Mais uma vez, Belluzzo apreende a lucidez do papa Francisco quando provoca pensarmos numa outra economia. “Ele leva em conta tudo isso, sabe dessas transformações e está muito ligado nas oportunidades, como as que a tecnologia proporciona”, salienta. Para o professor, uma das mensagens mais fortes do pontífice é auscultar os sinais, que na pandemia têm ainda maior intensidade. Assim, quem sabe não concebamos saídas para uma outra economia. “E quem sabe esse caminho não seja pela própria tecnologia. Veja nós aqui [numa conferência remota, com palestrantes e espectadores em lugares diferentes], como essa tecnologia pode melhorar nossos contatos mesmo a distância. E ainda não sobrecarregamos, por exemplo, sistemas de transporte que devem ser repensados e melhor qualificados”.
Belluzzo não vê como assim tão distante o uso de veículos elétricos, para vencermos curtas distâncias, consumindo bem menos combustível e sobrecarregando menos estradas, pois também estaremos acessíveis por um clique. “Não podemos esquecer que isso também é proteção ao meio ambiente, o valor ambiental. Não adianta ficar falando de ONG; fico impressionado como perdemos tempo com isso enquanto a devastação aumenta. E isso, inevitavelmente, vai incidir sobre nosso agronegócio”, analisa.
É formado em Direito pela Universidade de São Paulo – USP, também estudou Ciências Sociais na Faculdade de Filosofia, Letras e Ciências Humanas da USP. Ingressou no curso de pós-graduação em Desenvolvimento Econômico, promovido pela CEPAL/ILPES e graduou-se em 1969. Foi professor colaborador na Universidade Estadual de Campinas, onde doutorou-se em 1975 e tornou-se professor-titular em 1986. Entre 1974 e 1992, foi assessor econômico e secretário de Política Econômica do Ministério da Fazenda (1985-1987), durante o governo de José Sarney. De 1988 a 1990, foi secretário de Ciência e Tecnologia do estado de São Paulo, durante a gestão do ex-governador Orestes Quércia. Foi chefe da Secretaria Especial de Assuntos Econômicos do Ministério da Fazenda (governo Sarney).
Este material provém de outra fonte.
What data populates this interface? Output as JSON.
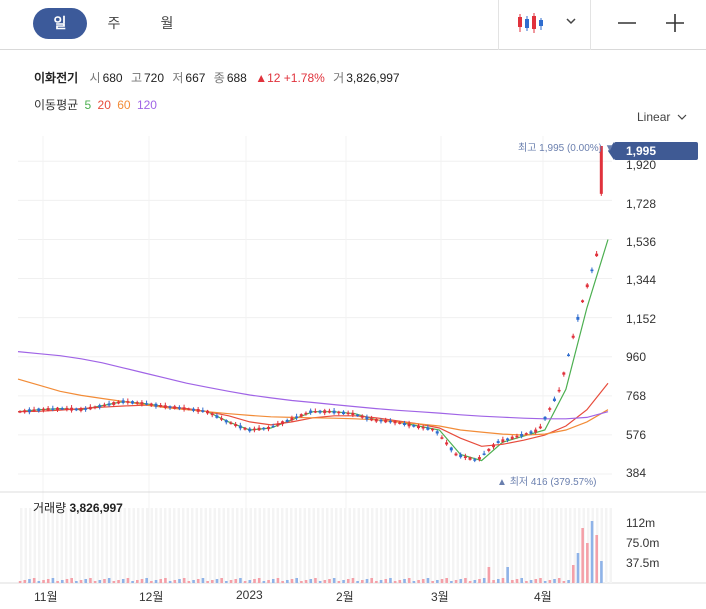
{
  "tabs": [
    {
      "label": "일",
      "active": true
    },
    {
      "label": "주",
      "active": false
    },
    {
      "label": "월",
      "active": false
    }
  ],
  "toolbar": {
    "chart_type_icon": "candlestick-icon",
    "dropdown_icon": "chevron-down-icon",
    "zoom_out_icon": "minus-icon",
    "zoom_in_icon": "plus-icon"
  },
  "stock": {
    "name": "이화전기",
    "open_label": "시",
    "open": "680",
    "high_label": "고",
    "high": "720",
    "low_label": "저",
    "low": "667",
    "close_label": "종",
    "close": "688",
    "change": "▲12",
    "change_pct": "+1.78%",
    "volume_label": "거",
    "volume": "3,826,997"
  },
  "moving_average": {
    "label": "이동평균",
    "periods": [
      {
        "value": "5",
        "color": "#4caf50"
      },
      {
        "value": "20",
        "color": "#e74c3c"
      },
      {
        "value": "60",
        "color": "#f28c38"
      },
      {
        "value": "120",
        "color": "#a064e6"
      }
    ]
  },
  "scale_selector": {
    "label": "Linear"
  },
  "colors": {
    "up": "#e0323c",
    "down": "#2f6dcf",
    "volume_up": "#f4a0a8",
    "volume_down": "#8fb3e8",
    "price_tag": "#3f5a94",
    "tab_active": "#3c5a9a"
  },
  "annotations": {
    "high": "최고 1,995 (0.00%)",
    "low": "최저 416 (379.57%)",
    "current_price": "1,995"
  },
  "volume_panel": {
    "label": "거래량",
    "value": "3,826,997",
    "axis_ticks": [
      "112m",
      "75.0m",
      "37.5m"
    ]
  },
  "chart_data": {
    "type": "line",
    "title": "",
    "y_scale": "linear",
    "y_ticks": [
      "1,920",
      "1,728",
      "1,536",
      "1,344",
      "1,152",
      "960",
      "768",
      "576",
      "384"
    ],
    "ylim": [
      384,
      2000
    ],
    "x_ticks": [
      "11월",
      "12월",
      "2023",
      "2월",
      "3월",
      "4월"
    ],
    "series": [
      {
        "name": "5",
        "color": "#4caf50",
        "values": [
          690,
          700,
          705,
          700,
          720,
          740,
          730,
          715,
          705,
          690,
          640,
          600,
          610,
          650,
          690,
          690,
          680,
          650,
          640,
          620,
          600,
          480,
          450,
          540,
          570,
          600,
          800,
          1200,
          1536
        ]
      },
      {
        "name": "20",
        "color": "#e74c3c",
        "values": [
          690,
          692,
          698,
          705,
          712,
          718,
          722,
          715,
          705,
          690,
          670,
          640,
          625,
          640,
          660,
          670,
          670,
          660,
          645,
          630,
          610,
          560,
          520,
          530,
          550,
          575,
          620,
          700,
          830
        ]
      },
      {
        "name": "60",
        "color": "#f28c38",
        "values": [
          850,
          820,
          790,
          770,
          755,
          740,
          725,
          710,
          700,
          690,
          680,
          672,
          665,
          662,
          660,
          658,
          655,
          650,
          640,
          630,
          620,
          600,
          590,
          580,
          575,
          580,
          600,
          640,
          700
        ]
      },
      {
        "name": "120",
        "color": "#a064e6",
        "values": [
          985,
          975,
          965,
          950,
          930,
          905,
          880,
          855,
          830,
          810,
          790,
          772,
          758,
          745,
          735,
          725,
          715,
          705,
          697,
          690,
          683,
          675,
          668,
          663,
          658,
          655,
          655,
          662,
          690
        ]
      }
    ]
  }
}
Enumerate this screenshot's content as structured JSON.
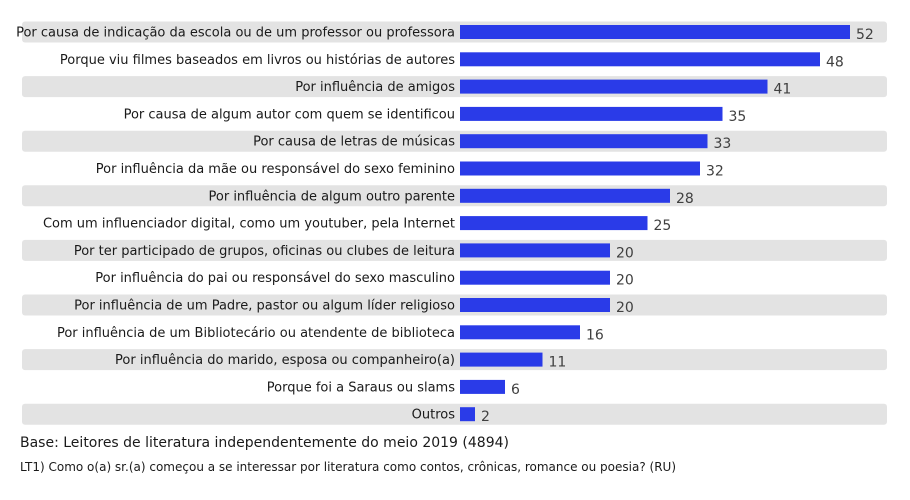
{
  "chart_data": {
    "type": "bar",
    "orientation": "horizontal",
    "categories": [
      "Por causa de indicação da escola ou de um professor ou professora",
      "Porque viu filmes baseados em livros ou histórias de autores",
      "Por influência de amigos",
      "Por causa de algum autor com quem se identificou",
      "Por causa de letras de músicas",
      "Por influência da mãe ou responsável do sexo feminino",
      "Por influência de algum outro parente",
      "Com um influenciador digital, como um youtuber, pela Internet",
      "Por ter participado de grupos, oficinas ou clubes de leitura",
      "Por influência do pai ou responsável do sexo masculino",
      "Por influência de um Padre, pastor ou algum líder religioso",
      "Por influência de um Bibliotecário ou atendente de biblioteca",
      "Por influência do marido, esposa ou companheiro(a)",
      "Porque foi a Saraus ou slams",
      "Outros"
    ],
    "values": [
      52,
      48,
      41,
      35,
      33,
      32,
      28,
      25,
      20,
      20,
      20,
      16,
      11,
      6,
      2
    ],
    "xlim": [
      0,
      60
    ],
    "grid": false,
    "legend": "none",
    "colors": {
      "bar": "#2a3be8",
      "band": "#e3e3e3"
    }
  },
  "footnotes": {
    "base": "Base: Leitores de literatura independentemente do meio 2019 (4894)",
    "question": "LT1) Como o(a) sr.(a) começou a se interessar por literatura como contos, crônicas, romance ou poesia? (RU)"
  }
}
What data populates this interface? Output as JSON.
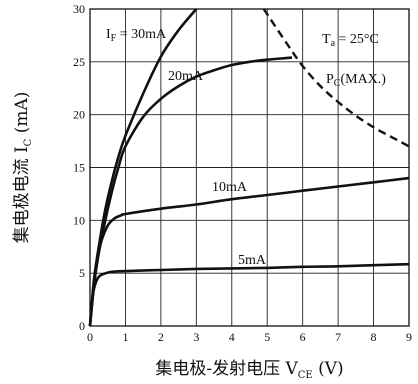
{
  "chart_data": {
    "type": "line",
    "xlabel": "集电极-发射电压",
    "xlabel_symbol": "V",
    "xlabel_sub": "CE",
    "xlabel_unit": "(V)",
    "ylabel": "集电极电流",
    "ylabel_symbol": "I",
    "ylabel_sub": "C",
    "ylabel_unit": "(mA)",
    "xlim": [
      0,
      9
    ],
    "ylim": [
      0,
      30
    ],
    "xticks": [
      0,
      1,
      2,
      3,
      4,
      5,
      6,
      7,
      8,
      9
    ],
    "yticks": [
      0,
      5,
      10,
      15,
      20,
      25,
      30
    ],
    "grid": true,
    "annotation_ta": {
      "symbol": "T",
      "sub": "a",
      "text": " = 25°C"
    },
    "annotation_pc": {
      "symbol": "P",
      "sub": "C",
      "text": "(MAX.)"
    },
    "series": [
      {
        "name": "I_F = 30mA",
        "label_symbol": "I",
        "label_sub": "F",
        "label_text": " = 30mA",
        "x": [
          0,
          0.1,
          0.2,
          0.4,
          0.6,
          0.8,
          1.0,
          1.5,
          2.0,
          2.5,
          3.0
        ],
        "y": [
          0,
          4,
          6.5,
          10.5,
          13.5,
          16,
          18,
          22,
          25.5,
          28,
          30
        ]
      },
      {
        "name": "20mA",
        "label_text": "20mA",
        "x": [
          0,
          0.1,
          0.2,
          0.4,
          0.6,
          0.8,
          1.0,
          1.5,
          2.0,
          2.5,
          3.0,
          3.5,
          4.0,
          4.5,
          5.0,
          5.7
        ],
        "y": [
          0,
          3.5,
          6,
          9.5,
          12.5,
          15,
          17,
          19.8,
          21.5,
          22.7,
          23.6,
          24.2,
          24.7,
          25.0,
          25.2,
          25.4
        ]
      },
      {
        "name": "10mA",
        "label_text": "10mA",
        "x": [
          0,
          0.1,
          0.2,
          0.3,
          0.5,
          0.7,
          0.9,
          1.0,
          2,
          3,
          4,
          5,
          6,
          7,
          8,
          9
        ],
        "y": [
          0,
          3.5,
          6,
          7.8,
          9.5,
          10.2,
          10.5,
          10.6,
          11.1,
          11.5,
          12.0,
          12.4,
          12.8,
          13.2,
          13.6,
          14.0
        ]
      },
      {
        "name": "5mA",
        "label_text": "5mA",
        "x": [
          0,
          0.05,
          0.1,
          0.2,
          0.3,
          0.5,
          0.7,
          1.0,
          2,
          3,
          4,
          5,
          6,
          7,
          8,
          9
        ],
        "y": [
          0,
          2.0,
          3.3,
          4.4,
          4.8,
          5.05,
          5.15,
          5.2,
          5.3,
          5.4,
          5.45,
          5.5,
          5.6,
          5.65,
          5.75,
          5.85
        ]
      },
      {
        "name": "P_C(MAX.)",
        "dashed": true,
        "x": [
          4.9,
          5.2,
          5.6,
          6.0,
          6.5,
          7.0,
          7.5,
          8.0,
          8.5,
          9.0
        ],
        "y": [
          30.0,
          28.5,
          26.5,
          24.6,
          22.7,
          21.2,
          19.9,
          18.8,
          17.9,
          17.0
        ]
      }
    ]
  }
}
Ainda fundou a Faculdades de Campinas – Facamp, juntamente com os economistas João Manuel Cardoso de Mello, Liana Aureliano e Eduardo da Rocha Azevedo. Em 2001, foi incluído no Biographical Dictionary of Dissenting Economists entre os 100 maiores economistas heterodoxos do século XX. É considerado o melhor economista heterodoxo do Brasil, devido às suas interpretações, sugestões e críticas à sociedade brasileira, sob a ótica de Karl Marx e John Maynard Keynes. Foi ainda conselheiro da Fundação de Amparo à Pesquisa do Estado de São Paulo (FAPESP). Foi presidente do Conselho Curador da Empresa Brasil de Comunicação (EBC), que opera a TV Brasil, emissora pública criada no Governo Lula. Fazia parte também, do conselho deliberativo do Centro Internacional Celso Furtado de Políticas para o Desenvolvimento. Foi consultor pessoal de economia do ex-presidente Luiz Inácio Lula da Silva.